Perante o exposto, a CDU reafirma as suas criticas à forma como o processo foi conduzido e considera que este contrato de urbanização, tal como nos é apresentado, levanta ainda fundadas dúvidas, não salvaguardando todas as garantias que julgamos necessárias para a defesa do interesse público e do município, impondo-se a alteração de redacção de várias das suas clausulas.

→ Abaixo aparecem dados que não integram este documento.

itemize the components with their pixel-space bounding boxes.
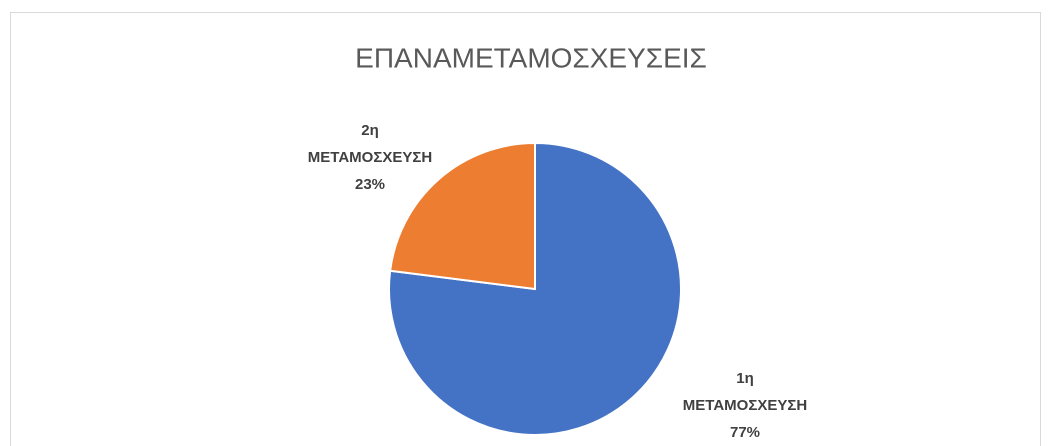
data-label-value: 23% [354,176,386,193]
pie-slice [389,141,536,291]
chart-title: ΕΠΑΝΑΜΕΤΑΜΟΣΧΕΥΣΕΙΣ [355,42,707,73]
data-label-category: 1η ΜΕΤΑΜΟΣΧΕΥΣΗ [682,370,808,414]
data-label: 2η ΜΕΤΑΜΟΣΧΕΥΣΗ 23% [280,117,460,198]
chart-border [10,12,1041,446]
data-label: 1η ΜΕΤΑΜΟΣΧΕΥΣΗ 77% [655,365,835,446]
data-label-category: 2η ΜΕΤΑΜΟΣΧΕΥΣΗ [307,122,433,166]
data-label-value: 77% [729,424,761,441]
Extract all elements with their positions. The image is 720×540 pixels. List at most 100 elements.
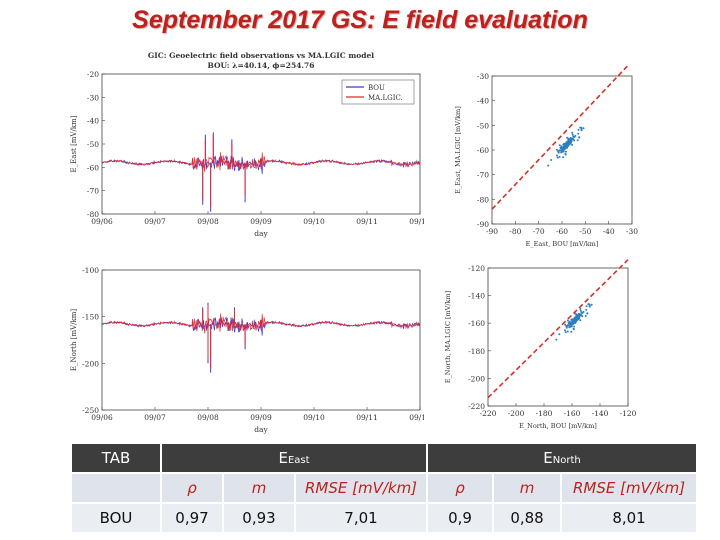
- scatter-point: [568, 320, 571, 323]
- scatter-point: [586, 312, 589, 315]
- x-tick-label: -180: [536, 409, 553, 418]
- header-rmse-east: RMSE [mV/km]: [293, 472, 429, 504]
- fit-line: [491, 66, 629, 210]
- x-tick-label: -40: [603, 227, 615, 236]
- value-rmse-north: 8,01: [560, 502, 699, 534]
- empty-cell: [70, 472, 162, 504]
- scatter-point: [565, 145, 567, 148]
- scatter-point: [578, 316, 581, 319]
- scatter-point: [572, 328, 575, 331]
- x-axis-label: E_East, BOU [mV/km]: [526, 240, 599, 248]
- x-tick-label: -80: [509, 227, 521, 236]
- scatter-point: [573, 325, 576, 328]
- scatter-point: [557, 151, 560, 154]
- y-tick-label: -150: [82, 313, 99, 322]
- scatter-point: [571, 143, 574, 146]
- value-rho-north: 0,9: [426, 502, 495, 534]
- legend-label: MA.LGIC.: [368, 94, 403, 102]
- x-tick-label: 09/07: [144, 413, 166, 422]
- scatter-point: [573, 139, 576, 142]
- header-rmse-north: RMSE [mV/km]: [560, 472, 699, 504]
- scatter-point: [566, 319, 569, 322]
- scatter-point: [573, 317, 576, 320]
- x-axis-label: day: [254, 425, 268, 434]
- east-group-header: EEast: [159, 442, 429, 474]
- scatter-point: [579, 319, 582, 322]
- table-metric-row: ρ m RMSE [mV/km] ρ m RMSE [mV/km]: [70, 472, 699, 504]
- scatter-point: [573, 321, 576, 324]
- x-tick-label: 09/06: [91, 413, 113, 422]
- y-tick-label: -180: [468, 347, 485, 356]
- scatter-point: [580, 126, 583, 129]
- scatter-point: [567, 138, 570, 141]
- table-row: BOU 0,97 0,93 7,01 0,9 0,88 8,01: [70, 502, 699, 534]
- scatter-point: [577, 128, 580, 131]
- legend-box: [341, 79, 415, 105]
- tab-label: TAB: [70, 442, 162, 474]
- scatter-point: [555, 338, 558, 341]
- y-tick-label: -60: [87, 163, 99, 172]
- east-scatter-chart: -90 -80 -70 -60 -50 -40 -30 -30 -40 -50 -60 -70 -80 -…: [454, 66, 638, 248]
- series-line-1: [101, 152, 421, 172]
- y-tick-label: -80: [477, 195, 489, 204]
- scatter-point: [590, 303, 593, 306]
- plot-frame: [101, 269, 421, 411]
- value-m-north: 0,88: [492, 502, 563, 534]
- scatter-point: [566, 330, 569, 333]
- scatter-point: [577, 132, 580, 135]
- scatter-point: [575, 314, 578, 317]
- scatter-point: [579, 309, 582, 312]
- scatter-point: [570, 140, 572, 143]
- scatter-point: [571, 133, 574, 136]
- x-tick-label: 09/10: [303, 217, 325, 226]
- scatter-point: [555, 154, 558, 157]
- x-tick-label: 09/12: [409, 413, 424, 422]
- x-tick-label: -70: [533, 227, 545, 236]
- x-tick-label: 09/11: [356, 217, 378, 226]
- y-tick-label: -70: [477, 171, 489, 180]
- fit-line: [487, 259, 629, 399]
- x-tick-label: 09/09: [250, 217, 272, 226]
- y-tick-label: -40: [477, 97, 489, 106]
- x-axis-label: E_North, BOU [mV/km]: [519, 422, 597, 430]
- east-timeseries-chart: GIC: Geoelectric field observations vs M…: [70, 51, 424, 238]
- north-group-header: ENorth: [426, 442, 699, 474]
- y-tick-label: -200: [82, 359, 99, 368]
- scatter-point: [573, 136, 576, 138]
- north-timeseries-chart: 09/06 09/07 09/08 09/09 09/10 09/11 09/12 -100 -…: [70, 266, 424, 434]
- scatter-point: [566, 136, 569, 139]
- scatter-point: [559, 147, 562, 150]
- x-tick-label: 09/11: [356, 413, 378, 422]
- scatter-point: [558, 333, 561, 336]
- y-tick-label: -20: [87, 70, 99, 79]
- y-tick-label: -220: [468, 402, 485, 411]
- header-m-north: m: [492, 472, 563, 504]
- statistics-table: TAB EEast ENorth ρ m RMSE [mV/km] ρ m RM…: [70, 442, 699, 534]
- x-tick-label: -90: [486, 227, 498, 236]
- y-tick-label: -70: [87, 187, 99, 196]
- scatter-point: [581, 315, 584, 318]
- y-tick-label: -60: [477, 146, 489, 155]
- x-tick-label: -140: [592, 409, 609, 418]
- x-tick-label: -220: [480, 409, 497, 418]
- scatter-point: [556, 156, 559, 159]
- scatter-point: [562, 150, 565, 153]
- x-tick-label: 09/12: [409, 217, 424, 226]
- scatter-point: [570, 318, 573, 321]
- north-scatter-chart: -220 -200 -180 -160 -140 -120 -120 -140 -160 -180…: [444, 259, 637, 430]
- station-label: BOU: [70, 502, 162, 534]
- slide-title: September 2017 GS: E field evaluation: [132, 6, 588, 34]
- scatter-point: [567, 142, 570, 145]
- scatter-point: [572, 138, 575, 141]
- scatter-point: [579, 307, 582, 310]
- table-header-row: TAB EEast ENorth: [70, 442, 699, 474]
- scatter-point: [582, 127, 585, 130]
- value-m-east: 0,93: [222, 502, 296, 534]
- scatter-point: [578, 313, 581, 316]
- x-axis-label: day: [254, 229, 268, 238]
- x-tick-label: 09/07: [144, 217, 166, 226]
- y-tick-label: -160: [468, 319, 485, 328]
- y-tick-label: -90: [477, 220, 489, 229]
- y-axis-label: E_East [mV/km]: [70, 115, 78, 172]
- legend-label: BOU: [368, 84, 385, 92]
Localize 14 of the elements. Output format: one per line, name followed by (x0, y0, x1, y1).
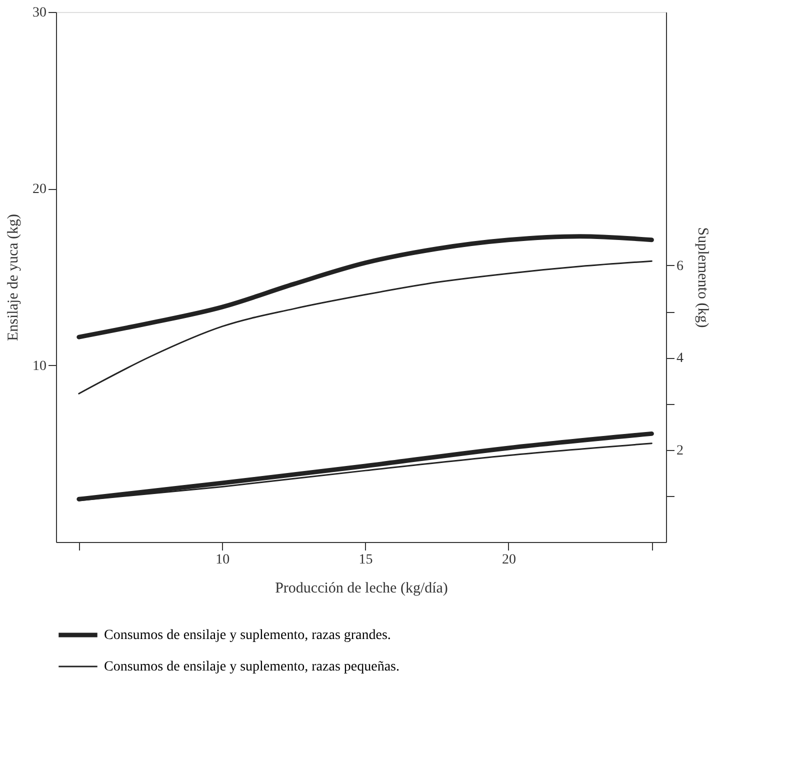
legend-label: Consumos de ensilaje y suplemento, razas grandes. (104, 628, 391, 643)
y-tick-label: 10 (32, 358, 46, 374)
y-axis-title: Ensilaje de yuca (kg) (6, 214, 22, 342)
y-tick-label: 30 (32, 6, 46, 20)
y2-axis-title: Suplemento (kg) (694, 227, 710, 328)
x-tick-label: 20 (502, 552, 516, 568)
y-tick-label: 20 (32, 182, 46, 198)
x-tick-label: 10 (216, 552, 230, 568)
x-tick-label: 15 (358, 552, 373, 568)
legend-label: Consumos de ensilaje y suplemento, razas pequeñas. (104, 660, 400, 674)
y2-tick-label: 2 (676, 443, 684, 458)
y2-tick-label: 4 (676, 351, 684, 366)
x-axis-title: Producción de leche (kg/día) (275, 580, 448, 596)
y2-tick-label: 6 (676, 258, 684, 274)
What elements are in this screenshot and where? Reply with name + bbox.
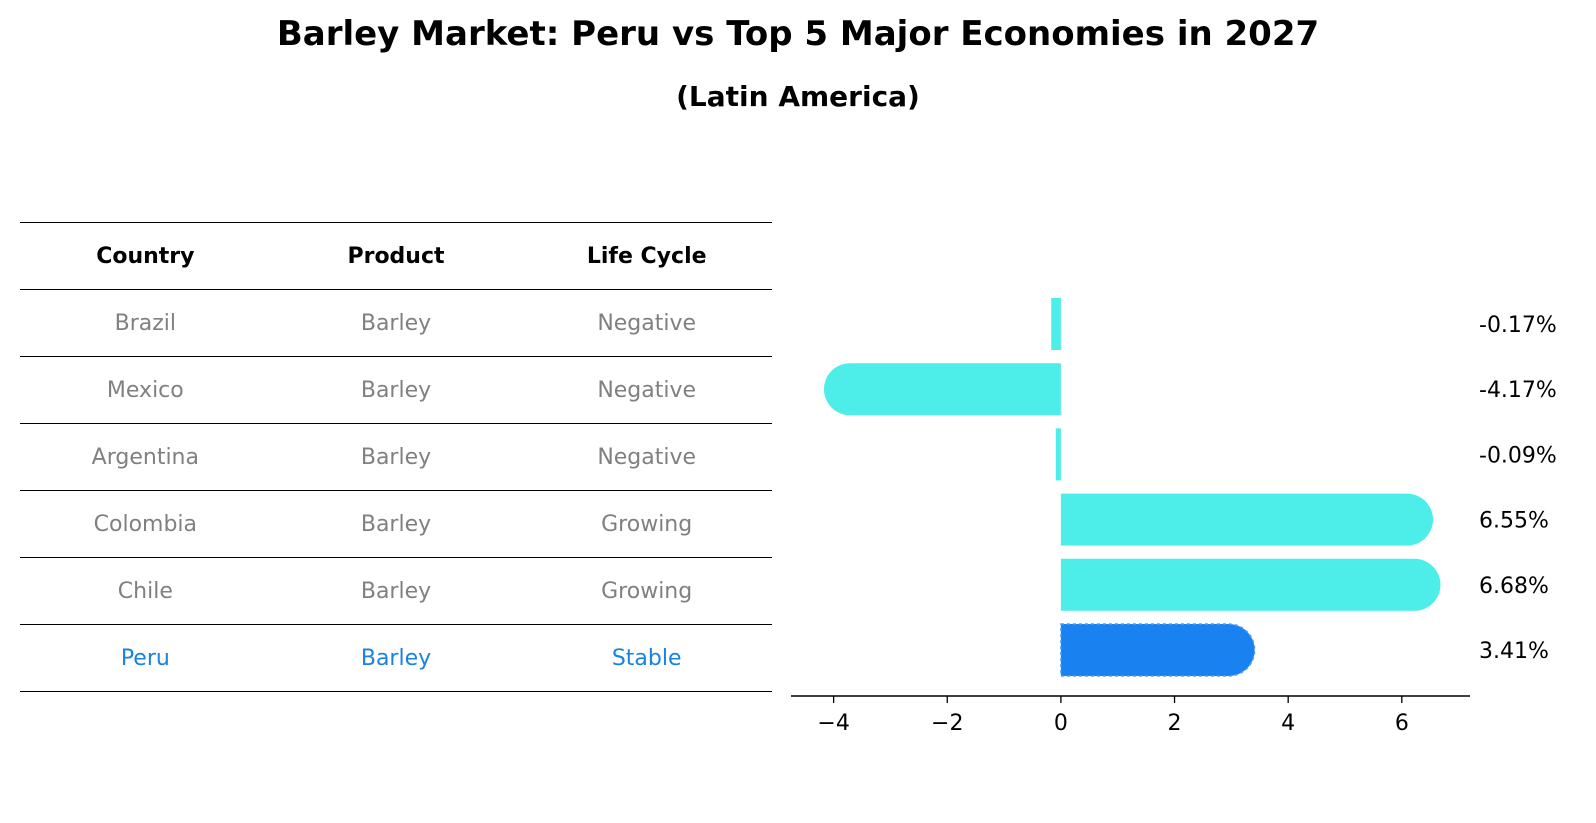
value-label: -0.09% — [1479, 443, 1557, 468]
bar-colombia — [1060, 493, 1434, 546]
cell-country: Mexico — [106, 377, 184, 403]
value-label: 6.55% — [1479, 509, 1549, 534]
chart-subtitle: (Latin America) — [676, 80, 920, 113]
table-header-row: Country Product Life Cycle — [20, 222, 772, 290]
table-row-highlight: Peru Barley Stable — [20, 625, 772, 692]
cell-country: Brazil — [114, 310, 177, 336]
cell-product: Barley — [360, 310, 432, 336]
bar-peru — [1060, 623, 1256, 677]
cell-country: Peru — [120, 645, 170, 671]
value-label: 6.68% — [1479, 574, 1549, 599]
bar-mexico — [823, 363, 1061, 416]
table-row: Colombia Barley Growing — [20, 491, 772, 558]
cell-life-cycle: Growing — [601, 511, 693, 537]
header-life-cycle: Life Cycle — [586, 243, 707, 269]
bar-argentina — [1055, 428, 1061, 481]
x-tick-label: 6 — [1395, 711, 1409, 736]
x-tick-label: −4 — [817, 711, 849, 736]
bar-brazil — [1051, 298, 1061, 350]
header-country: Country — [96, 243, 195, 269]
cell-product: Barley — [360, 511, 432, 537]
comparison-table: Country Product Life Cycle Brazil Barley… — [20, 222, 772, 692]
header-product: Product — [347, 243, 445, 269]
cell-life-cycle: Negative — [597, 444, 697, 470]
value-label: 3.41% — [1479, 639, 1549, 664]
table-row: Chile Barley Growing — [20, 558, 772, 625]
x-tick-label: 0 — [1054, 711, 1068, 736]
cell-product: Barley — [360, 444, 432, 470]
table-row: Brazil Barley Negative — [20, 290, 772, 357]
cell-life-cycle: Negative — [597, 377, 697, 403]
cell-country: Argentina — [91, 444, 199, 470]
x-tick-label: 4 — [1281, 711, 1295, 736]
cell-country: Chile — [117, 578, 173, 604]
table-row: Argentina Barley Negative — [20, 424, 772, 491]
x-tick-label: 2 — [1168, 711, 1182, 736]
cell-product: Barley — [360, 377, 432, 403]
cell-life-cycle: Growing — [601, 578, 693, 604]
x-tick-label: −2 — [931, 711, 963, 736]
value-label: -0.17% — [1479, 313, 1557, 338]
cell-life-cycle: Stable — [611, 645, 682, 671]
value-label: -4.17% — [1479, 378, 1557, 403]
cell-product: Barley — [360, 645, 432, 671]
cell-product: Barley — [360, 578, 432, 604]
cell-life-cycle: Negative — [597, 310, 697, 336]
table-row: Mexico Barley Negative — [20, 357, 772, 424]
cell-country: Colombia — [93, 511, 198, 537]
chart-title: Barley Market: Peru vs Top 5 Major Econo… — [276, 14, 1320, 54]
bar-chile — [1060, 558, 1441, 611]
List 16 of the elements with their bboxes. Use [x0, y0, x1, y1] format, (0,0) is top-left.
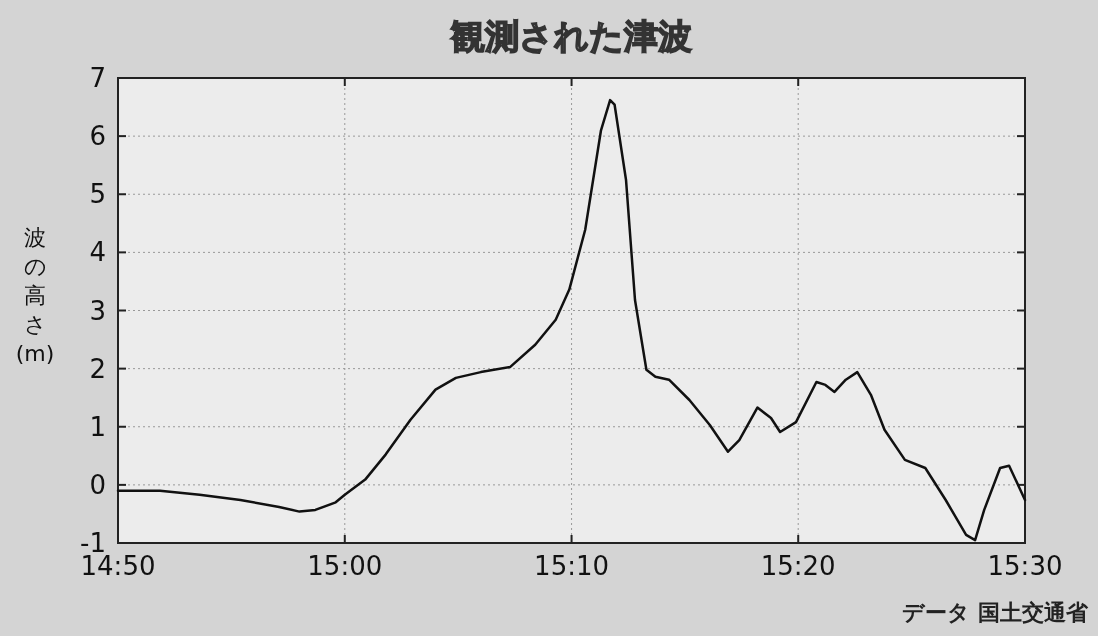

Tendo ainda conta que este processo depende das alterações a introduzir ao PDM,  conforme é afirmado na documentação em apreciação, cujo processo de discussão pública ainda nem sequer finalizou, e cujos trabalhos de revisão decorrerão durante os próximos meses, a CDU considera que não há razão para que não se reveja a proposta de contrato no sentido de uma melhor clarificação e mais garantia da defesa do interesse público.


A CDU não aceita qualquer tentativa de pressão ou chantagem politica para a aprovação a todo o custo e sem a adequada consideração por todas as entidades envolvidas seja que projecto for, este ou qualquer outro. O concelho de Valongo já tem demasiados exemplos de processos muito duvidosos e não precisa de mais. Em defesa do interesse público e do êxito das intenções do mencionado investimento, há, como demonstramos, ainda muita coisa terá que ser verificada e controlada.